Mr Cordiano: On that point, I would agree that if there is an established procedure that is agreed to, then obviously it makes it a lot easier for each individual member not to have to deal with the onslaught of requests for interviews of a one-on-one nature. I'm just saying this as a member now. It's difficult in our positions not to be discourteous to people when those kinds of requests are made. These people are professionals. Perhaps they have the requirements, the qualifications etc, but if we have a process we all agree to, then that is basically the way in which we can proceed to tell people that there is a procedure we're going to be following and we will not violate that procedure.

I appreciated what you were saying this morning and I was going to raise the matter with you privately, but I'm glad we're discussing this before the full committee because I would like to proceed in that fashion.

I've also been approached by someone already whose résumé I have in my office and I would like to put that forward to you. I think we can receive résumés; I don't think there's a problem with that. I guess it would be appropriate to turn them over to the Chair of the committee. Is that a good way to approach this? Each of the members of the committee can receive résumés and turn them over to you.

The Chair: I don't think the members of the committee can prevent the receiving of résumés.

Mr Cordiano: Right.

The Chair: I would prefer that the résumés go directly to the clerk, who will then send them on to human resources branch. That way we have one person to send the résumés to and there's one flow of information. I appreciate your comments, Mr Cordiano.

Mr Cordiano: Thank you.

The Chair: Anyone else on the matter? Ms Haeck.

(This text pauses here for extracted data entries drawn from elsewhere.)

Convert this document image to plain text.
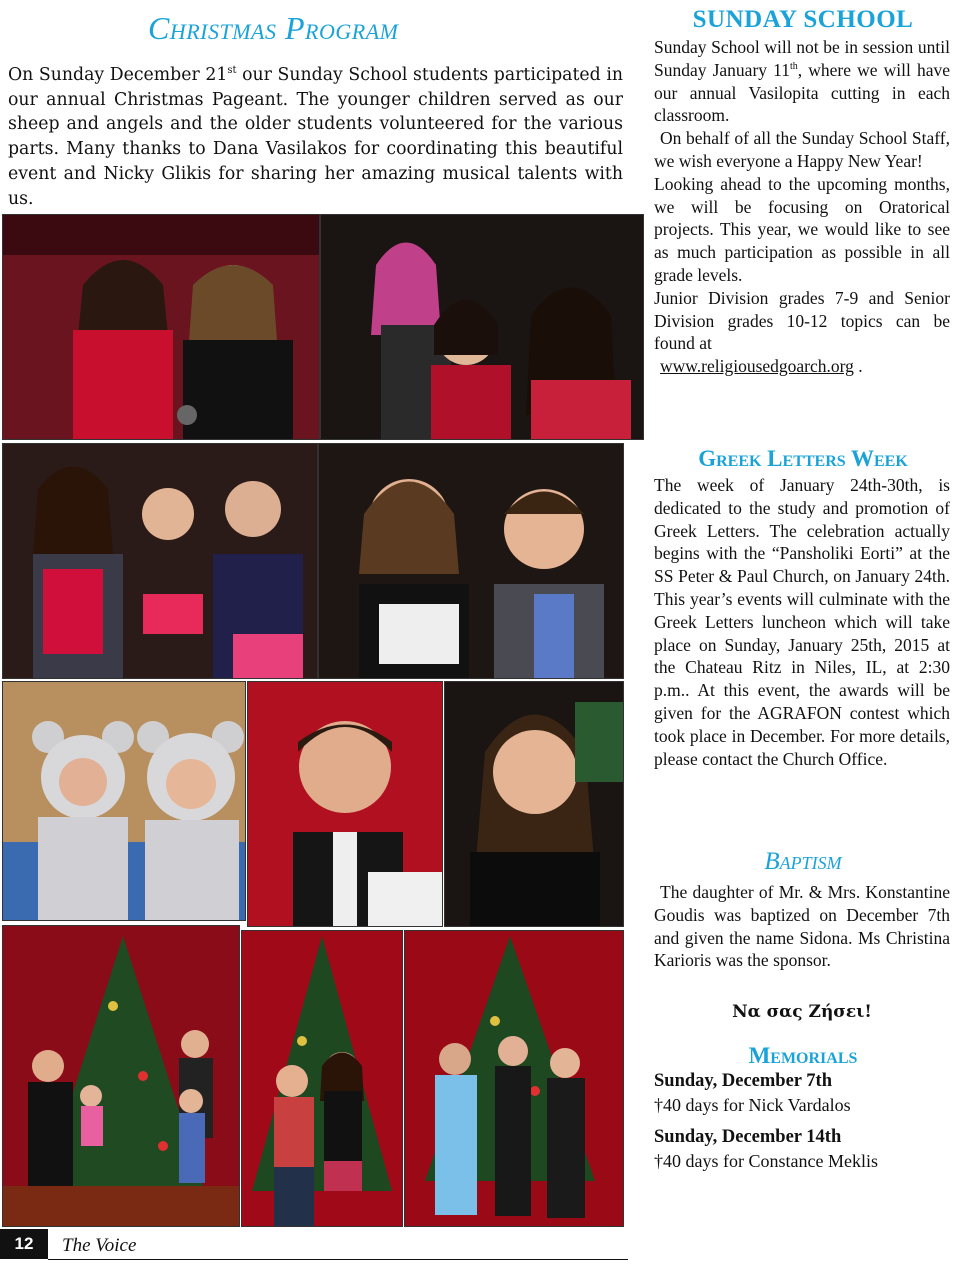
Christmas Program
On Sunday December 21st our Sunday School students participated in our annual Christmas Pageant. The younger children served as our sheep and angels and the older students volunteered for the various parts. Many thanks to Dana Vasilakos for coordinating this beautiful event and Nicky Glikis for sharing her amazing musical talents with us.
SUNDAY SCHOOL

Sunday School will not be in session until Sunday January 11th, where we will have our annual Vasilopita cutting in each classroom.

On behalf of all the Sunday School Staff, we wish everyone a Happy New Year!

Looking ahead to the upcoming months, we will be focusing on Oratorical projects. This year, we would like to see as much participation as possible in all grade levels.

Junior Division grades 7-9 and Senior Division grades 10-12 topics can be found at

www.religiousedgoarch.org .

Greek Letters Week
The week of January 24th-30th, is dedicated to the study and promotion of Greek Letters. The celebration actually begins with the “Pansholiki Eorti” at the SS Peter & Paul Church, on January 24th. This year’s events will culminate with the Greek Letters luncheon which will take place on Sunday, January 25th, 2015 at the Chateau Ritz in Niles, IL, at 2:30 p.m.. At this event, the awards will be given for the AGRAFON contest which took place in December. For more details, please contact the Church Office.
Baptism
The daughter of Mr. & Mrs. Konstantine Goudis was baptized on December 7th and given the name Sidona. Ms Christina Karioris was the sponsor.
Να σας Ζήσει!
Memorials
Sunday, December 7th
†40 days for Nick Vardalos
Sunday, December 14th
†40 days for Constance Meklis
12	The Voice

Ms Haeck: I would concur. I think, Mr Chair, the way you've proposed this is really the most efficient way and definitely puts us all above reproach. I commend you on bringing that forward today before we get into that whole selection process.

The Chair: Okay. Any further business before we go in camera? Seeing none, the standing committee on public accounts is adjourned and the members will go in camera.

The committee continued in camera at 1121.